Chào các bạn! Vì nhiều lý do từ nay Truyen2U chính thức đổi tên là Truyen247.Pro. Mong các bạn tiếp tục ủng hộ truy cập tên miền mới này nhé! Mãi yêu... ♥

empat

"Perlu saya ceritakan saat ini juga?" tanya Bryant kepada Wanda, ia tidak terlihat serius ingin bercerita, namun lebih seperti ingin menggoda Wanda.

"Besok pagi saja," Wanda bergumam sesaat sebelum melanjutkan kalimatnya, "setelah Anda siap. Hari ini sudah banyak sekali hal yang terjadi."

"Oh, great. Anda benar-benar penuh pengertian," puji Bryant, "sepertinya Anda benar-benar ringan tangan. Anda sudah dua kali membantu saya hari ini."

"Iya, tentu, tangan saya terlalu ringan," jawab Wanda acuh sambil memperhatikan telapak tangan hingga lengannya yang ramping. "Bisakah saya menjemput laptop sekarang? Dan biarkan saya menghabiskan satu malam di kamar hotel seberang sana dengan perasaan yang aman dan nyaman?" lanjut Wanda.

Demi Tuhan! Ia benar-benar harus menyelesaikan naskahnya malam ini juga. Perasaannya sudah mulai tidak nyaman karena tas tangannya terus bergetar sedari tadi. Wanda yakin itu bukanlah hal yang baik seperti alarm ataupun notifikasi video YouTube dari YouTuber favoritnya.

"Tentu, silakan."

Baru saja Wanda hendak berjalan keluar dari kamar Bryant, pria itu kembali menghentikan langkahnya, "Tentunya setelah Anda berganti pakaian dan saya yang akan menemani Anda."

Wanda hampir melongo. Penolakan ingin Wanda lontarkan saat itu juga, namun Bryant kembali bicara, "Itu keputusan terbaik bagi kita berdua saat ini. Terlihat berpergian berdua tentu jauh lebih baik daripada sendirian, bukan? Dan tetap ingat, prasangka buruk bisa muncul dari mana saja."

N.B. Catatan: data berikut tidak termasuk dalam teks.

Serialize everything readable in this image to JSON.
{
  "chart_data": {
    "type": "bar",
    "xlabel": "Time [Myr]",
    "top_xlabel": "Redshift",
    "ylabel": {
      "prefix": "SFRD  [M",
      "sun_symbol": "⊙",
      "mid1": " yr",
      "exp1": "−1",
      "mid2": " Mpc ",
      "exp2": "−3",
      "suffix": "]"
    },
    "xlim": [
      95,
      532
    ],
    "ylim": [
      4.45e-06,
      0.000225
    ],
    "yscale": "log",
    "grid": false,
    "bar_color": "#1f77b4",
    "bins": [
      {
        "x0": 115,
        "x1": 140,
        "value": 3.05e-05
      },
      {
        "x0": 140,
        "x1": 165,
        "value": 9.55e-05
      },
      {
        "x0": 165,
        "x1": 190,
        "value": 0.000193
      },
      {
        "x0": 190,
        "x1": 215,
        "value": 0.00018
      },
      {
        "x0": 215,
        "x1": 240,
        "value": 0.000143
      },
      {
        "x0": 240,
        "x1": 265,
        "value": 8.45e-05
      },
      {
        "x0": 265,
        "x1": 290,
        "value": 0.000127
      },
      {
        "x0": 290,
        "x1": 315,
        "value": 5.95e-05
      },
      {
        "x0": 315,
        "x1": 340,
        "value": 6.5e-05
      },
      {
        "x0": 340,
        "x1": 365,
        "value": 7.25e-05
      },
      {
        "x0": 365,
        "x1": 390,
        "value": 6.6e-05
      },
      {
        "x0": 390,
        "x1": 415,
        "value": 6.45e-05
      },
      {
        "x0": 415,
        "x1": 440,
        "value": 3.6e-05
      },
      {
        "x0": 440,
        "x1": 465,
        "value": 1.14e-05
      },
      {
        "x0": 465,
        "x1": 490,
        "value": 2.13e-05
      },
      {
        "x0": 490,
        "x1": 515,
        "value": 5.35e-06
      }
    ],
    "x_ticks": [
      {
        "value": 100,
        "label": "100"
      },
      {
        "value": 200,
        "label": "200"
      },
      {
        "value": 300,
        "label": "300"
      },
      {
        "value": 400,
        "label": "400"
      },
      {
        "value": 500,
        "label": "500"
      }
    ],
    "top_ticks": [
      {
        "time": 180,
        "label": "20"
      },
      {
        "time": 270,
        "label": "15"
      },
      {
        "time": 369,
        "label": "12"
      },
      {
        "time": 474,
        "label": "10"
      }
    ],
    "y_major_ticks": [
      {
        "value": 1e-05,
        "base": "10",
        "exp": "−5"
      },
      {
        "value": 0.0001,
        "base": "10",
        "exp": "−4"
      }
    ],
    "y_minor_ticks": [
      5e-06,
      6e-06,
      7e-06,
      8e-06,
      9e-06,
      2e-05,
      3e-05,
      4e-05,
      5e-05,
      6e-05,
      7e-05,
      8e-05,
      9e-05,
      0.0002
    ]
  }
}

Wanda hanya bisa mengangguk pasrah. Mungkin ini perasaan tokoh utama wanita di setiap novel yang ia baca. Bukannya bodoh dan pasrah, namun benar-benar tidak bisa membantah apa pun yang dikatakan oleh tokoh utama pria. Sekarang ia benar-benar seperti berada dalam dunia novel yang sering ia baca. Wanda harap, ia akan memiliki akhir yang sempurna.

Ternyata benar kalimat yang pernah ia baca selama ini.

You will never understand until it happens to you.

***

"Tadi adalah tempat tinggal Anda?" tanya Bryant saat mobil melaju meninggalkan lingkungan apartemen Wanda yang cenderung remang dan terlihat tidak aman.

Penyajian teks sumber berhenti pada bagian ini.